2. Sunface Streams Moon Face 
Here Campbell is riffing on piano strings with excellent unifying use of pitch not unlike Varese or Partch. This pitched content is always dreamlike and unassuming. over the ever present `itchy-scratchy' frame. Also, reverb, different room miking, and panning are lavishly utilized. 
3. All -Clear 
This piece has a more delicate balance between pitch and noise, very reminiscent of Lachenmann string quartets yet without the austerity. The music is generous, lush, kaleidoscopic full of whimsy, without indulgence. This kind of good taste and refinement cannot be taught in any composition class. 
6.Diamond Marimba 
The work has gorgeous timbral-rythmic clashes utilizing Webern pauses to articulate the structure. It sounds analogues to the cross-rhythms produced by the insects and rodents behind the walls. There is definitely a kind of suspense horror movie ethos in there somewhere, but never over-burdening. 
7.Imago 
Campbell's pitch sense is on full display: very free of the weight of the western canon -at once intuitive and thought out. Most pitches are derived from small primitive patterns and multi-pitched drones. The piece is full of a kind of innocent joy in the discovery of clashing delicacies: sorbet with French mustard or milk with Tabasco sauce. 
9. Shining Furrows 
This gem is darker, with greater pitch density--over what sounds like a melodic lullaby in cello octaves. It is the perfect representation for the first class of Ethnomusicology 101; exploration of struck, plucked, friction, and blown, of idiophones, membranophones, chordophones, aerophones and electrophones 
10.Ritual Walking 
Here he begins with a focus on the ringing of various sized bells, zooming in on the vibrations and beating against other bells. This piece is much more confined to pitch this time, with drones and plucks on top. There is a ritualistic quality to this music--the religion of struck, plucked, friction, and blown. 

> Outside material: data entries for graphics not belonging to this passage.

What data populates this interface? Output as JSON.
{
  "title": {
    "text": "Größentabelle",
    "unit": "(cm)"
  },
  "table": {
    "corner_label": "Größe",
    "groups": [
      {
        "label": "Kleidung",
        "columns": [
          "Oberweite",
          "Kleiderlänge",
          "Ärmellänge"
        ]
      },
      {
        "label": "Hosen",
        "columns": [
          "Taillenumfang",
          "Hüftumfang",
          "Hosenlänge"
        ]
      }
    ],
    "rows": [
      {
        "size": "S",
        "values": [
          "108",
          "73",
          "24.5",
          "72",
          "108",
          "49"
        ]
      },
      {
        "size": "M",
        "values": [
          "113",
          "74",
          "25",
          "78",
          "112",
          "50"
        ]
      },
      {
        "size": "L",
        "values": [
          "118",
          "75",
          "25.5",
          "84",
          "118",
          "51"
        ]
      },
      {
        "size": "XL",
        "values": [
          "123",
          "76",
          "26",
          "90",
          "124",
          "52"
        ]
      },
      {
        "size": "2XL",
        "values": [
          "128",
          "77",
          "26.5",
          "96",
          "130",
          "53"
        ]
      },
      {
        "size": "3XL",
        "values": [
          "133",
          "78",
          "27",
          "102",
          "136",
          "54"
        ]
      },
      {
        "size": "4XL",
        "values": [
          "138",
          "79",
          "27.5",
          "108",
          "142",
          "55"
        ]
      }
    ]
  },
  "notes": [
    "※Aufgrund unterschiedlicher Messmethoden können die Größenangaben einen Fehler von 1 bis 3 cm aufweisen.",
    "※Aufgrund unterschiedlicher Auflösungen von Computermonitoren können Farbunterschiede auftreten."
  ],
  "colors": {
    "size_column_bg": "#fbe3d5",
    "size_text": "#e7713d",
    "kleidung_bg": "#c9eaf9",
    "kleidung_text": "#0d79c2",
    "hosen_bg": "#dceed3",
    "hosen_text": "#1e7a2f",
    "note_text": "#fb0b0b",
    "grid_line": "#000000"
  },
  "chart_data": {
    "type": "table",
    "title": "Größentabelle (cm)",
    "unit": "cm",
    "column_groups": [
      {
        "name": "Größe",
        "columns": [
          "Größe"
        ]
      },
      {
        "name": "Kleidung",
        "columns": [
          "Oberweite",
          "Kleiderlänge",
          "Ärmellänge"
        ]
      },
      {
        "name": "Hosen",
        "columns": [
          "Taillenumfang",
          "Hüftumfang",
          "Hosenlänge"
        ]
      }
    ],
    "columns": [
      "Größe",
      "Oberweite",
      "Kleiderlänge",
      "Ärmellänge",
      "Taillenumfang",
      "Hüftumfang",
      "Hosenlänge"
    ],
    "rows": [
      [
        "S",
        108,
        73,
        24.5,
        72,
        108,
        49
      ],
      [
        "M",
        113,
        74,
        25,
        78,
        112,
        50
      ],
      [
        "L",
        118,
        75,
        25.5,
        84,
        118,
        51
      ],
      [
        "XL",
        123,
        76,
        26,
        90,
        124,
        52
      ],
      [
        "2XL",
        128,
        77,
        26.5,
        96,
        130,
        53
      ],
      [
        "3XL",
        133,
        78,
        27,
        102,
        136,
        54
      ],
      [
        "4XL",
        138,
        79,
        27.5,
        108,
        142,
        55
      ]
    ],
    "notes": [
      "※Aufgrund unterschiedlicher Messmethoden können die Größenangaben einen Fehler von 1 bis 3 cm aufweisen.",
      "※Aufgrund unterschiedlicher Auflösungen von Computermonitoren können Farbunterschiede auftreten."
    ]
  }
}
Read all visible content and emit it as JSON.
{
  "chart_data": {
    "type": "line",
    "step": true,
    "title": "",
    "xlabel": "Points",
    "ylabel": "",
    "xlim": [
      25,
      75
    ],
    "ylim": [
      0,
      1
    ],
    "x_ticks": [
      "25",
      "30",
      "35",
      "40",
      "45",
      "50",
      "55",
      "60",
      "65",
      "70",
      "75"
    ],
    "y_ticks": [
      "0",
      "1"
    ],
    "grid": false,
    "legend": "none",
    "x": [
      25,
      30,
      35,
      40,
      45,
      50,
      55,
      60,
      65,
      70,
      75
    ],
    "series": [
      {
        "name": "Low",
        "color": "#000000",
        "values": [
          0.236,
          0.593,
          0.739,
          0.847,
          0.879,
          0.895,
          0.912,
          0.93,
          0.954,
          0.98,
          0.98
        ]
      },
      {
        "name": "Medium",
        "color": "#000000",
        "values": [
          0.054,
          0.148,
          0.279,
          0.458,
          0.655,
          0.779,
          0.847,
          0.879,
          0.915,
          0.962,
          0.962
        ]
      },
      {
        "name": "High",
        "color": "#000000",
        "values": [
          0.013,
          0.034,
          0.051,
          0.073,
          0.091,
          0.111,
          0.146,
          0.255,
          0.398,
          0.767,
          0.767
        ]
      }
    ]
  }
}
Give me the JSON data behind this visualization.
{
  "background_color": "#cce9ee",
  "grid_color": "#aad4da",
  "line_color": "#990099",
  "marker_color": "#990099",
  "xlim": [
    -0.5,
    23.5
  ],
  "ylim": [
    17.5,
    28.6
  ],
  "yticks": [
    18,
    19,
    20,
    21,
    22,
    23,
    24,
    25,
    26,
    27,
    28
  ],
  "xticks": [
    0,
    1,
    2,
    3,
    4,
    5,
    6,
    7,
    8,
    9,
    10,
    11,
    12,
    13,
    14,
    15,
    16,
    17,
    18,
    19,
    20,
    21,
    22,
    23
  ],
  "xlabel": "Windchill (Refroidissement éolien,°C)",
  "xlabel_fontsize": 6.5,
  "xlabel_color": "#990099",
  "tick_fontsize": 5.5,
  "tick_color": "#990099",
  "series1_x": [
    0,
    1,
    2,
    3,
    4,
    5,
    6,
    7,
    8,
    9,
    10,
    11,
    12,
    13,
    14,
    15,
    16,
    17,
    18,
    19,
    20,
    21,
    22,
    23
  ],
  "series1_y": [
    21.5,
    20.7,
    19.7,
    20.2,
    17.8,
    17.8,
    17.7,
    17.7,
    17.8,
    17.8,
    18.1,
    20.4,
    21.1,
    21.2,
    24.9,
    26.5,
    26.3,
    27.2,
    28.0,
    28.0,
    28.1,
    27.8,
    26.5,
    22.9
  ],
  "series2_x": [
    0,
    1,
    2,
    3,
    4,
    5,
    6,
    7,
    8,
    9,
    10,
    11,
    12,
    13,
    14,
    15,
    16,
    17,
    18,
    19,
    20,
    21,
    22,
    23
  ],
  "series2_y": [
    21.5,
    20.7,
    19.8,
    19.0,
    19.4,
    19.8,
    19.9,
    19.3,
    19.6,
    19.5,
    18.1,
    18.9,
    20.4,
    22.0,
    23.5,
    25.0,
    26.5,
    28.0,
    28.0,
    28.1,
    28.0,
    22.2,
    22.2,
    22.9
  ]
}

In conclusion, Campbell has a real compositional voice and is destined to be a major player in American music. He exploits all schools of electro-acoustic music, from environmental, found objects, electronica, drone music. and primitive pitch cells. He never clearly shows his hand in turns of influence--other than he's just another rugged Rugglian outsider, only really found in American music.